Even though he was on or near the charts during the 1960s, Williams’ better years had been the late 1950s, when he placed several records in the Top 40: “Wanting You” went to No. 38 in 1955; “La Mer (Beyond the Sea)” went to No. 37 in 1956; “Almost Paradise” went to No. 15 and “Till” went to No. 22 in 1957; and “Near You” went to No. 10 in 1958. After that, beyond “Born Free,” the closest Williams got to the Top 40 was in early 1962, when his cover of “Maria” from West Side Story went to No. 48.
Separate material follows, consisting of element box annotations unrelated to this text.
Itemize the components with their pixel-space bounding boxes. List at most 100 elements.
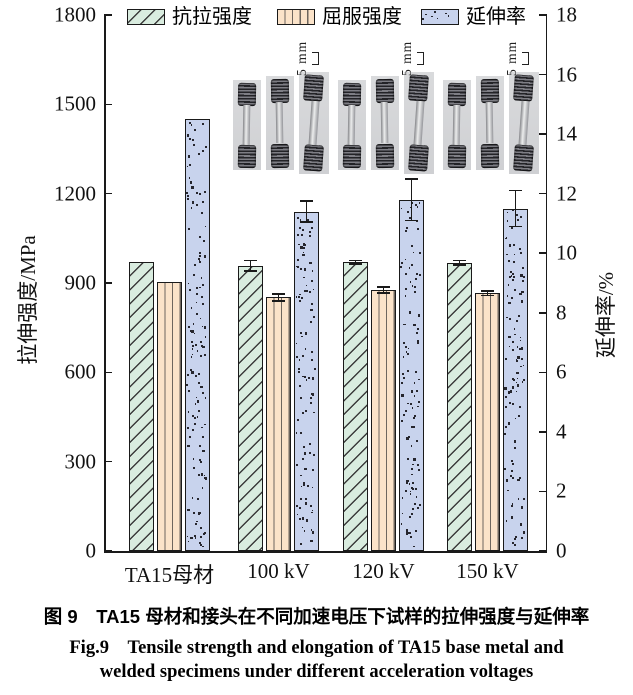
speckle-dot — [201, 303, 204, 306]
speckle-dot — [300, 233, 303, 236]
speckle-dot — [409, 535, 413, 538]
specimen-photo-1-1 — [371, 76, 399, 170]
speckle-dot — [522, 531, 526, 534]
speckle-dot — [504, 387, 507, 390]
speckle-dot — [304, 244, 307, 246]
speckle-dot — [195, 292, 198, 295]
bar-speckle-group3 — [503, 208, 528, 551]
caption-english-line1: Fig.9 Tensile strength and elongation of… — [69, 638, 564, 658]
speckle-dot — [198, 459, 202, 462]
speckle-dot — [515, 358, 518, 361]
specimen-threaded-head — [408, 74, 430, 102]
speckle-dot — [414, 290, 416, 293]
speckle-dot — [310, 505, 312, 507]
specimen-threaded-head — [447, 144, 467, 168]
y-left-tick-900 — [104, 282, 113, 284]
speckle-dot — [517, 415, 520, 418]
speckle-dot — [303, 276, 305, 279]
speckle-dot — [197, 409, 200, 412]
speckle-dot — [187, 536, 189, 538]
speckle-dot — [189, 435, 192, 438]
speckle-dot — [188, 155, 191, 158]
speckle-dot — [307, 377, 310, 380]
specimen-photo-0-1 — [266, 76, 294, 170]
error-cap-bottom-speckle-group1 — [300, 221, 313, 223]
speckle-dot — [188, 325, 190, 328]
scale-bar-bracket-1 — [417, 52, 424, 65]
legend-swatch-elongation-icon — [421, 9, 459, 25]
speckle-dot — [195, 301, 198, 304]
speckle-dot — [515, 213, 518, 216]
speckle-dot — [417, 507, 419, 509]
caption-english-line2: welded specimens under different acceler… — [99, 662, 534, 682]
error-cap-bottom-speckle-group3 — [509, 225, 522, 228]
speckle-dot — [406, 370, 409, 372]
speckle-dot — [299, 498, 302, 501]
speckle-dot — [190, 368, 193, 371]
speckle-dot — [186, 197, 189, 201]
speckle-dot — [509, 390, 512, 393]
speckle-dot — [310, 529, 313, 531]
error-stem-speckle-group3 — [514, 190, 517, 227]
speckle-dot — [400, 266, 403, 268]
speckle-dot — [508, 301, 511, 304]
speckle-dot — [516, 360, 518, 362]
speckle-dot — [310, 302, 313, 305]
speckle-dot — [516, 377, 519, 380]
speckle-dot — [411, 473, 413, 476]
speckle-dot — [408, 531, 411, 534]
speckle-dot — [302, 484, 306, 487]
speckle-dot — [190, 355, 193, 358]
speckle-dot — [403, 414, 405, 416]
speckle-dot — [297, 265, 300, 269]
speckle-dot — [200, 536, 203, 539]
speckle-dot — [416, 328, 419, 331]
speckle-dot — [411, 468, 414, 471]
speckle-dot — [410, 390, 414, 393]
speckle-dot — [298, 295, 301, 299]
error-cap-top-diagonal-group3 — [453, 259, 466, 262]
speckle-dot — [311, 269, 314, 272]
y-right-tick-18 — [539, 14, 548, 16]
speckle-dot — [436, 17, 439, 20]
speckle-dot — [204, 225, 207, 228]
speckle-dot — [300, 296, 303, 300]
speckle-dot — [195, 344, 198, 347]
error-stem-speckle-group1 — [305, 201, 308, 222]
speckle-dot — [405, 351, 408, 353]
speckle-dot — [415, 204, 417, 206]
speckle-dot — [297, 371, 300, 374]
speckle-dot — [408, 436, 411, 439]
speckle-dot — [197, 153, 200, 156]
speckle-dot — [401, 261, 404, 264]
speckle-dot — [201, 122, 204, 125]
speckle-dot — [186, 134, 189, 137]
y-right-tick-6 — [539, 371, 548, 374]
speckle-dot — [307, 218, 310, 222]
speckle-dot — [312, 468, 315, 472]
y-left-tick-label-600: 600 — [64, 359, 97, 384]
specimen-threaded-head — [375, 78, 395, 103]
bar-diagonal-group0 — [129, 262, 154, 551]
speckle-dot — [413, 323, 416, 327]
speckle-dot — [505, 237, 508, 240]
speckle-dot — [513, 446, 516, 449]
legend-item-tensile-strength: 抗拉强度 — [127, 6, 252, 28]
y-left-tick-label-1800: 1800 — [54, 2, 96, 27]
specimen-photo-2-2 — [509, 72, 539, 174]
speckle-dot — [304, 375, 306, 378]
speckle-dot — [505, 405, 508, 408]
speckle-dot — [203, 326, 206, 329]
bar-diagonal-group3 — [447, 262, 472, 551]
speckle-dot — [515, 319, 519, 323]
speckle-dot — [411, 507, 414, 510]
scale-bar-bracket-2 — [522, 52, 529, 65]
speckle-dot — [311, 359, 314, 362]
speckle-dot — [201, 325, 204, 328]
bar-diagonal-group1 — [238, 265, 263, 551]
speckle-dot — [200, 385, 203, 388]
speckle-dot — [517, 497, 520, 500]
speckle-dot — [511, 517, 513, 520]
speckle-dot — [505, 236, 507, 239]
speckle-dot — [505, 479, 508, 482]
My favorite Roger Williams piece, however, comes from 1980, when he teamed up with John Barry to record Barry’s “Theme from Somewhere In Time,” which closes the soundtrack album (and, I think, plays under the closing credits) of one of my favorite films. The track also showed up on Williams’ 1986 album, also titled Somewhere In Time. The record isn’t listed in Top Pop Singles; if it made any chart, it would’ve been the Adult Contemporary.

I know I’ve shared “Theme from Somewhere In Time” before, but it’s good enough to share again, and it provides an appropriate way to say farewell to Roger Williams.